A fasting blood sugar test measures the amount of a type of sugar, called glucose, in your blood after not eating for at least 8 hours.
Checking for an ideal fasting blood sugar level is one of the most commonly performed tests to check for pre-Diabetes and Type 2 Diabetes.
The normal blood sugar range may be misleading.
So, what should your fasting blood sugar be?
The normal blood sugar range is considered to be 65 to 99. If your fasting blood sugar is between 100 and 125, you have “impaired fasting glucose”, also referred to as pre-Diabetes. If your fasting blood sugar is more than 126 on two or more occasions, full blown Diabetes is the diagnosis
WHAT IS PRE-DIABETES?
People defined as having impaired fasting glucose/pre-Diabetes are individuals who have blood sugar levels that do not meet the criteria for Diabetes, yet are higher than those considered normal. These people are at relatively high risk for developing Diabetes, as well as cardiovascular disease.

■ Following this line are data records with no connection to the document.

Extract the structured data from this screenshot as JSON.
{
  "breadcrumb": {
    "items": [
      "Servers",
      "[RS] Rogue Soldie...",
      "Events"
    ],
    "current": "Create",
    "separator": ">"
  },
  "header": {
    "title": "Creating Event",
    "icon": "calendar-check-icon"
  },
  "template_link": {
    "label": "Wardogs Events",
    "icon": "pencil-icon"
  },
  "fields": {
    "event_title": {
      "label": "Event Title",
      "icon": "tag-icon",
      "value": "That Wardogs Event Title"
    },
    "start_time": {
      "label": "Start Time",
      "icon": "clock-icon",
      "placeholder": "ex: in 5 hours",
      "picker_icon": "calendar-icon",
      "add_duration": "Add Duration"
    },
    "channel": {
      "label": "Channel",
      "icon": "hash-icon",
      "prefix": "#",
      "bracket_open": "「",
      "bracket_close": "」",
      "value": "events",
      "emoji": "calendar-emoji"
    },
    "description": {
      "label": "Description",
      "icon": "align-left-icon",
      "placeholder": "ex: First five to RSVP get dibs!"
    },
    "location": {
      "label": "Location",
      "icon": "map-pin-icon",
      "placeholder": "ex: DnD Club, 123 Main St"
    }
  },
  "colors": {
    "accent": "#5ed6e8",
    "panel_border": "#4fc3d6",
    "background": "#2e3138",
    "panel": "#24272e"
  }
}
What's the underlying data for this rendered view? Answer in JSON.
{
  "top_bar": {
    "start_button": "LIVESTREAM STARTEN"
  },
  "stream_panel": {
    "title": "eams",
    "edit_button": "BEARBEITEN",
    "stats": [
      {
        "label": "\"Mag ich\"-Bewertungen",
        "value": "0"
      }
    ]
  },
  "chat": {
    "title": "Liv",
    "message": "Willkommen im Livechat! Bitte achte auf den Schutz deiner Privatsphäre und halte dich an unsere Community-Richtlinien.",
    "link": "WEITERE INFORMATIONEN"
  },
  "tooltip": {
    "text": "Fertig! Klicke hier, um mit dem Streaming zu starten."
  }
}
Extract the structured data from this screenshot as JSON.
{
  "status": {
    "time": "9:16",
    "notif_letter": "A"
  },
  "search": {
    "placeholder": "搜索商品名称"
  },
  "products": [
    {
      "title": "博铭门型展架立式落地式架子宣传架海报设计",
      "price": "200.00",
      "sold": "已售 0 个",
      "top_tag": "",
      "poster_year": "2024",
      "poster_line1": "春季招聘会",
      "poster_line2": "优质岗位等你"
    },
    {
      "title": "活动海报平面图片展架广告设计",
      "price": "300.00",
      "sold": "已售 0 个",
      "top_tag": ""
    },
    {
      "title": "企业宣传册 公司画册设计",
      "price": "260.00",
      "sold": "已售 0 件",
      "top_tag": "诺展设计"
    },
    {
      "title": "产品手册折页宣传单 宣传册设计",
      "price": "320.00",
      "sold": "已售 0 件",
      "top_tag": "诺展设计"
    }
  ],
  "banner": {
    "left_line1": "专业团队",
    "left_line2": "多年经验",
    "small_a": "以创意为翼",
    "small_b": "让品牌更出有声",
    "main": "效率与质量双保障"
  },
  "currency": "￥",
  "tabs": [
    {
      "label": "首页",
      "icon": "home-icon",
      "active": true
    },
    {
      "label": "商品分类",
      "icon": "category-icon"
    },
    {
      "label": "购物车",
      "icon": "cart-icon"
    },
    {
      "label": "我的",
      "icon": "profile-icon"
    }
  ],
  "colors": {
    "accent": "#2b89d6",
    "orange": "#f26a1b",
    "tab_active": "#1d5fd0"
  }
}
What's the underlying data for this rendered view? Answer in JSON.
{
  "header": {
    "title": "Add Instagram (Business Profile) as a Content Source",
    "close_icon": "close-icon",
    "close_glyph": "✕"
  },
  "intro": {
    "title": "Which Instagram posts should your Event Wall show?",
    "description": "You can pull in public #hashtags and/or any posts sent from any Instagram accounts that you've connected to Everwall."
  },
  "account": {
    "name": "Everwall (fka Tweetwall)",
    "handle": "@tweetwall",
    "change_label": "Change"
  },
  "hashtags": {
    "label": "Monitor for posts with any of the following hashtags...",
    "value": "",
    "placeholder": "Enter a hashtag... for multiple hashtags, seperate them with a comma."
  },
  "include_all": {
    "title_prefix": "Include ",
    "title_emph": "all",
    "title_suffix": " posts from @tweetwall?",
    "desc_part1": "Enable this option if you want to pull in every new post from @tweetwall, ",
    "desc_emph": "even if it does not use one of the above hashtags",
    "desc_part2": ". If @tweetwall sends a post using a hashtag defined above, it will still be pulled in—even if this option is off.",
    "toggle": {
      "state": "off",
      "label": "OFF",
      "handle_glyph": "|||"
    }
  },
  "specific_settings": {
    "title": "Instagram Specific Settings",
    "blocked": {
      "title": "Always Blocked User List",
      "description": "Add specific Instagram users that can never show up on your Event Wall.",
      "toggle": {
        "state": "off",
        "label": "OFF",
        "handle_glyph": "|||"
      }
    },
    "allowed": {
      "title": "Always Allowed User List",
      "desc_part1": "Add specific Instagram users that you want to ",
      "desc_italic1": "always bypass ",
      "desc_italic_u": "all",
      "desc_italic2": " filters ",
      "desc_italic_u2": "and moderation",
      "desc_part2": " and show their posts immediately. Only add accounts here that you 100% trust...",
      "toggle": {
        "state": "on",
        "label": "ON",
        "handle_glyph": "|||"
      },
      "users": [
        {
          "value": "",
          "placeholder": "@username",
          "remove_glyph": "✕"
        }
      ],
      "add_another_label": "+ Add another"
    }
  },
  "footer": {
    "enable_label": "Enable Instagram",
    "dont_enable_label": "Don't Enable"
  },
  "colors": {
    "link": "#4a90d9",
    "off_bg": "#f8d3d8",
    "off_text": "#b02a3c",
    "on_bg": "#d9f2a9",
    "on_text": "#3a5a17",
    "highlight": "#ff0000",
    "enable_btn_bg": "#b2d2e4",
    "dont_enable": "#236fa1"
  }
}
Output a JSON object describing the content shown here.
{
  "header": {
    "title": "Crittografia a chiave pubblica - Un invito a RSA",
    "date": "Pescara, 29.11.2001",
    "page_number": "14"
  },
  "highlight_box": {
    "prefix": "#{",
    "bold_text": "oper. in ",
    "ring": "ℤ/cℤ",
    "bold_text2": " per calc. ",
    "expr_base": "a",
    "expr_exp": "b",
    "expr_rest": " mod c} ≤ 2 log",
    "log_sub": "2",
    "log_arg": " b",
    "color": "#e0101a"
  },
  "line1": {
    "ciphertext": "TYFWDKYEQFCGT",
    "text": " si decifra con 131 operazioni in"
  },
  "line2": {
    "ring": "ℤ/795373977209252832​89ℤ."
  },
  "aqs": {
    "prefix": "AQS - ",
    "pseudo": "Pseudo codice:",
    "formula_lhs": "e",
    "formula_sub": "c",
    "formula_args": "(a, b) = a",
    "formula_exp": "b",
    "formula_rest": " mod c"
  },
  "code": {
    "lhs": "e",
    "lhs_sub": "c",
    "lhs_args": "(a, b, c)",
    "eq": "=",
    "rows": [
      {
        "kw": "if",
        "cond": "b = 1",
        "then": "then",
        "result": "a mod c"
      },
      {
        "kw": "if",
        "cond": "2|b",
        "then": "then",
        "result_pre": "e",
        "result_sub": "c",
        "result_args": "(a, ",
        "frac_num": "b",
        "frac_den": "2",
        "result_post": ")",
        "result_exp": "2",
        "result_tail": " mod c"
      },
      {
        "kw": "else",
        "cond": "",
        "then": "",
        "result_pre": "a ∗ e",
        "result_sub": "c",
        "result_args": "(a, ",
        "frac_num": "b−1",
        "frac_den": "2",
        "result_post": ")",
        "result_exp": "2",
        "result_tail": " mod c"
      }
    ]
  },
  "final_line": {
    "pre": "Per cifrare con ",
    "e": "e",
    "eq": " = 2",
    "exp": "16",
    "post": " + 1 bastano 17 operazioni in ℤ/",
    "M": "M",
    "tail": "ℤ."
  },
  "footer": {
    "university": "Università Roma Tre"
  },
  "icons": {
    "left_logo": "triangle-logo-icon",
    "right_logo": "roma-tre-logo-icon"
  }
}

The American Diabetes Association (ADA) states that pre-Diabetes is not a disease itself, but a risk factor. The ADA also states that pre-Diabetes can be considered an “intermediate stage in the Diabetes disease process.”
One wonders how pre-Diabetes can be both a risk factor for Diabetes and an intermediate stage for the Diabetes process simultaneously.
In addition to increasing the chance of developing Diabetes, it’s well established that people with impaired fasting glucose/pre-Diabetes are more likely to:
– BE OVERWEIGHT OR OBESE, ESPECIALLY WITH ABDOMINAL OR VISCERAL OBESITY
– HAVE HIGH TRIGLYCERIDES OR FATTY LIVER
– HAVE LOW HDL “GOOD” CHOLESTEROL, AND
– HAVE HIGH BLOOD PRESSURE.
It’s important to recognize that even normal range blood glucose levels can increase Diabetes risk.
There is a lot at stake for those with pre-Diabetes. Studies show that even people with fasting blood sugar levels towards the high end of the optimal glucose level may be at significantly high risk. In fact, these cut offs for what is considered “normal” pre-Diabetes blood sugar ranges are somewhat arbitrary.
The truth is that blood sugar starts damaging body tissues and increasing your risk of numerous diseases even at levels lower than pre-Diabetes levels.
A panel of experts gathered by the American College of Endocrinology and the American Association of Clinical Endocrinologists confirmed this is 2008 when they reviewed all of the science on pre-Diabetes and Diabetes. They found that the following risks of having elevated blood sugar start at numbers much lower than those used to diagnose pre-Diabetes or Diabetes:
– HEART DISEASE
– KIDNEY DAMAGE
– NERVE DAMAGE
– DEMENTIA, and
In other words, even if your normal fasting glucose level falls within the published optimal range, it could be damaging the heart, brain and other tissues and setting you up for full-blown Diabetes symptoms down the road.
At this point, you are probably wondering what constitutes an optimal fasting blood sugar range.
Some studies indicate that an ideal fasting sugar level is less than 90 and it’s likely really somewhere around 85.
To see how your body is really handling sugar there are other important tests that can be done in addition to the fasting blood glucose level test:
– GLUCOSE TOLERANCE TEST
– INSULIN RESPONSE TEST
– HEMOGLOBIN A1c TEST.
These tests are considered by many experts to be more important indicators of pre-Diabetes and other problems with blood sugar metabolism.
WHAT CAN YOU DO IF YOUR BLOOD GLUCOSE LEVEL IS HIGH?
If your fasting blood sugar/glucose is above 85 or 90, don’t panic. There is so much that can be done to improve blood sugar control. Realize that there are many useful natural supplements that can help lower blood sugar, as well as dietary and lifestyle approaches. Eating more plant-based foods will help, as will regular exercise. Walking 30 minutes each day will go a long way to help support a change in your metabolism whereby your cells are utilizing more glucose.